Over a dozen regional administrations, city and village states with their own presidents, foreign ministers, and defense ministers have emerged. So much for sustainable security collaboration, unified military command, and nation to nation treaties of mutual interest.
It is within this context that the Accord became the straw that broke the camel’s back, so to speak. The Accord has ignited protests in many parts of Somalia and abroad. Somalis in many parts of the world are organizing grassroots movements intended to salvage the Somali state. Kacdoon (uprising in Somali) is a Facebook group that started less than a month ago and it already has close to 10,000 subscribers.

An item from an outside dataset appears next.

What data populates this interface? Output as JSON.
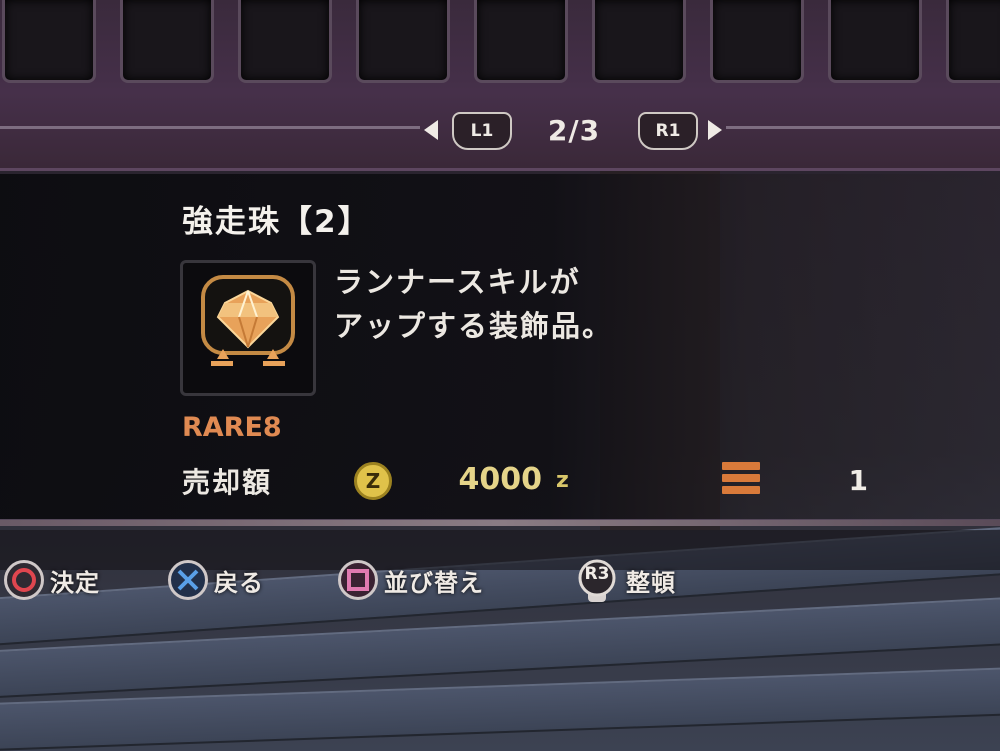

Finally, the dormant conscience had a rude awakening. And the collective will of the people, especially the younger generation, is making a clear demand: the Kampala Accord shall only be ratified if it is in the best interest of the nation, not as result of a pressure or coercion from the international community or regional authority. The will of the people is reverberating throughout the country as well as the diaspora communities around the world and they are screaming for an indigenous solution to the Somali problem.
Foreign concocted solutions have a miserable record in Somalia. The irony is that the very aforementioned report promoting the Building-block approach recognizes that “Somalia has become the graveyard of externally sponsored state-building initiates” while it offers yet another one.
Proponents of the Accord argue that it is too late to discuss, change, or reject it as one of its critical aspects has already been implemented. A Prime Minister was ousted and another one appointed and approved by Parliament, and a new government is being formed. The opponents, on the other hand, cite a number of reasons why the Accord should be declared null-and-void; chief among them is the argument that the Accord was an agreement made between two of the top leadership—the President and the Speaker of the Parliament who had a difference of opinion—and did some costly horse trading that flies in the face of the Transitional Federal Charter and the original Somali constitution. While the President has the authority to unilaterally represent the Presidency, the Speaker of the Parliament has no authority to unilaterally represent the Parliament in such an agreement that, among other things, shackles their authority.
So, TFP should yield to the will of the Somali people. It should unequivocally reject the aspects of the Accord that clearly encroaches in the autonomy of the nation and the right of the Parliament to discharge their mandate. This is the only way to face up to the long unyielding campaign to eradicate the Somali state, and to the special interest groups who have cleverly been weaving their short-sighted schemes into the international effort to find a political panacea. Moreover, this is the way for the TFP to demonstrate its willingness to transcend its own short-sighted political interest and stand for the nation.
Abukar Arman is Somalia’s Special Envoy to the United States.